Get Real – Accepting Advisors’ Natural Tendencies (And What To Do About It)

By the end of a two hour meeting with a client, you are often wrung out. The last thing you want to, or *will* do, is go back to your desk and type up your meeting notes into your contact management system. The advisors I know give everything they have to a client in a meeting. Emotionally, you’ve moved on. You have e-mails to answer, your voicemail light is flashing.   Let’s be real. The last thing you want to do is rehash everything you’ve just spent the last two hours discussing.
For the most part (and I know I’m generalizing here), advisors *will* not use technology the same way their staff does, nor the way that most or their staff expect them to.
So, if the owners’ of a firm everyone in the firm to document every conversation with clients in the firm’s contact management system, but won’t do it themselves, what do you do about it?
For an enlightened staff member, the answer is – don’t expect the owner/advisors to dramatically change their behavior when deploying a new technology (in this example, a given contact management system), unless, and here’s the kicker, you deploy it in a way that works they way they naturally do. Here’s why:
Most advisors became advisors because they are really good at explaining complicated concepts. They love challenges and they love new ideas. They can commit to following a process and can actually follow a process for a week or maybe two, before they experience drift. Bottom line, they lose interest in a process, because a process requires them to be consistent – essentially do the same thing as before.  In Kolbe language, such a person is the quintessential “quick start.” If these individuals are not understood or managed effectively, this can cause a lot of tension, and in some cases, resentment in an office.
The solution to an owner/advisor not following a process or technology they committed to is:  from the outstart, make the technology work for them, the way they naturally think and behave. 
In other words, we know that in most cases, it’s unrealistic for an advisor to type up their own meeting notes. So, what ARE realistic options that provide a much greater chance of success for the firm as a whole?
  1. use digital dictation – either a dictation service such as Copytalk or dictation software such as Dragon Naturally Speaking. Obviously, for this solution to work, the advisor should not have to think at all, so all of the set up should be performed for them by someone else, who walks them through a dry run, then positively and frequently reinforces the desired behavior.
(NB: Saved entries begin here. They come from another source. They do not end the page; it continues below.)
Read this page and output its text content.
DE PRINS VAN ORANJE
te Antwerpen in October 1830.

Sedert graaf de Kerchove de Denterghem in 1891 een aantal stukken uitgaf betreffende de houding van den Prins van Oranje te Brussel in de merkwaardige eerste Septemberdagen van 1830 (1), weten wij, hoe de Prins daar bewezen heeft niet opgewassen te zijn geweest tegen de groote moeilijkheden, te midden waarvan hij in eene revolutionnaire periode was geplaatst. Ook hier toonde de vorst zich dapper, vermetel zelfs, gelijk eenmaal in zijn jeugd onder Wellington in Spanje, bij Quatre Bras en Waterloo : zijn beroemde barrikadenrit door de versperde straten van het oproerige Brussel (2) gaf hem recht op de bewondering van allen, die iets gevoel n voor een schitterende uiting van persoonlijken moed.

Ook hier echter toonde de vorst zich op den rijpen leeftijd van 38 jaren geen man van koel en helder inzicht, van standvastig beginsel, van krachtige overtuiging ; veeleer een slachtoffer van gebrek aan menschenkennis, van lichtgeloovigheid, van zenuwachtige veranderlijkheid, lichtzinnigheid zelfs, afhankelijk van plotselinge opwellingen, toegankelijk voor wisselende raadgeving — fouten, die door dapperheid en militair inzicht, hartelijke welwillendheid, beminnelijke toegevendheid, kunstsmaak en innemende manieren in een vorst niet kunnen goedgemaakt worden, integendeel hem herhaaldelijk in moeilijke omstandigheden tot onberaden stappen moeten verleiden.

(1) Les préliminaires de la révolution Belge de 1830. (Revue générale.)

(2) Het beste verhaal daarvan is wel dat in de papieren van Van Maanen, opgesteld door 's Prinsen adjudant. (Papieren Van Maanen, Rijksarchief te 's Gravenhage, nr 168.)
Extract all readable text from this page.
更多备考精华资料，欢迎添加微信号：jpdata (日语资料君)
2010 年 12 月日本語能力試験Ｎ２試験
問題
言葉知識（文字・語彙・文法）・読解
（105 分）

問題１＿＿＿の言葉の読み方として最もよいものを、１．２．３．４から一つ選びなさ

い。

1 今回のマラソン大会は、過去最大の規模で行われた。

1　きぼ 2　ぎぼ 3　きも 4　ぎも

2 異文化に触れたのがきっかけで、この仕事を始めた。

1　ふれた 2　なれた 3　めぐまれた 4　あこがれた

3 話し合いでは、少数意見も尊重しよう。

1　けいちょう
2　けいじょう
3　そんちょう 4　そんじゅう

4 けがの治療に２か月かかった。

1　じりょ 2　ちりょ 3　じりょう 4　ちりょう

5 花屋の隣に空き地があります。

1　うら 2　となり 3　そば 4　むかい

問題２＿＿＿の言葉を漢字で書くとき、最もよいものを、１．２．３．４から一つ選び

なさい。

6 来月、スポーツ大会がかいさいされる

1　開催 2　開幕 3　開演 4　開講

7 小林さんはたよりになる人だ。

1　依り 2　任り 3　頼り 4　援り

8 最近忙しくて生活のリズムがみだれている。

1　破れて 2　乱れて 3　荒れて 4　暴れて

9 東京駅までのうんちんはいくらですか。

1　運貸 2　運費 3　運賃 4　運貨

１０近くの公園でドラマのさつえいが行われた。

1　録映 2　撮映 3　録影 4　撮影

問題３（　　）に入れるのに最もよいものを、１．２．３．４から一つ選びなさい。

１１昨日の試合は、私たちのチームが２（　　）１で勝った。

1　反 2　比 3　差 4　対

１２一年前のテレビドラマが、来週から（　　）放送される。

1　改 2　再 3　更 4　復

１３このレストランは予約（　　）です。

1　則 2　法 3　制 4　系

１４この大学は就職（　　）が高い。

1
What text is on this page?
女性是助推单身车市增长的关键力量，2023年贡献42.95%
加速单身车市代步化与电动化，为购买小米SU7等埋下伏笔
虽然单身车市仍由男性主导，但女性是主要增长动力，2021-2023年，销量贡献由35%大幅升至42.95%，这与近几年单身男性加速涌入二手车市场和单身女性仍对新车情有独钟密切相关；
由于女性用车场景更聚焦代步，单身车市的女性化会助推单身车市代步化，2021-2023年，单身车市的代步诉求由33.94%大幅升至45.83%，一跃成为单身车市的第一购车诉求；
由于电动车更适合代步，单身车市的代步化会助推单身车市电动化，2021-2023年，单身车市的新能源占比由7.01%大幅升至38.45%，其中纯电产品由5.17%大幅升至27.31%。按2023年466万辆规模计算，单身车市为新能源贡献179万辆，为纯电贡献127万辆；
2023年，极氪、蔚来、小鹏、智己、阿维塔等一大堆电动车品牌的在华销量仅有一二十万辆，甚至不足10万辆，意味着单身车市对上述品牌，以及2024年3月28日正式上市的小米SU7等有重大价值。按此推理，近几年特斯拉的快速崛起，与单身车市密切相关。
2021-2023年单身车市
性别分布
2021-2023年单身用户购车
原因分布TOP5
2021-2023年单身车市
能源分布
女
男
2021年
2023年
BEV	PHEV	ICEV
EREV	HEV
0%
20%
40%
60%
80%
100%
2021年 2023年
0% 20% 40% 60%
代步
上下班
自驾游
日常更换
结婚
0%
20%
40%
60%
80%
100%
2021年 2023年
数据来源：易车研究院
For example, most advisors can consistently spend a couple of minutes verbally running through meeting highlights from the scribbled notes on their legal pad (decisions made, next actions for the client, next actions for the firm). Then a “proxy” who interacts with the technology, assigns the action items into the contact management system.   This is such a simple solution that works very effectively and enables the advisor to work using their natural tendencies – a quick brain dump, and they’re done.
  1. work collaboratively with the client in the meeting – this solution works well for some percentage of advisors who are good at multitasking and enjoy dynamic interaction with clients. Essentially, someone on their team preps a mindmap prior to each client meeting, which makes it simple for the advisor to update the mindmap throughout the meeting. At the end of the meeting, the mind map serves as the meeting debrief which can be delivered to the client immediately at the end of the meeting and to the staff to update the CRM. 
  2. Partner with a notetaker - Growing firms bring someone else from their staff into every client meeting to be the notetaker. They see this as a terrific investment, because they are mentoring junior advisors in real time while simultaneously and intentionally fostering other relationships between the client and their team besides the seasoned advisor.
Bottom line – haven’t we all experienced someone trying to push our round peg into their square hole?   Not only does it not work effectively, in a short time, it doesn’t work at all.
Firms that have proxies who interact with technology on behalf of owners/entrepreneurs and other quick starts in the firm are frequently more successful than counterparts who haven’t tapped into this discovery. So much more gets accomplished by the firm each day, week and year because the advisors spend much more time using their natural ability, or what I call engaging their brilliance.
What processes in your firm do you dread partaking in?   How could these business processes be transformed so you get the desired results without being a lynchpin to the input?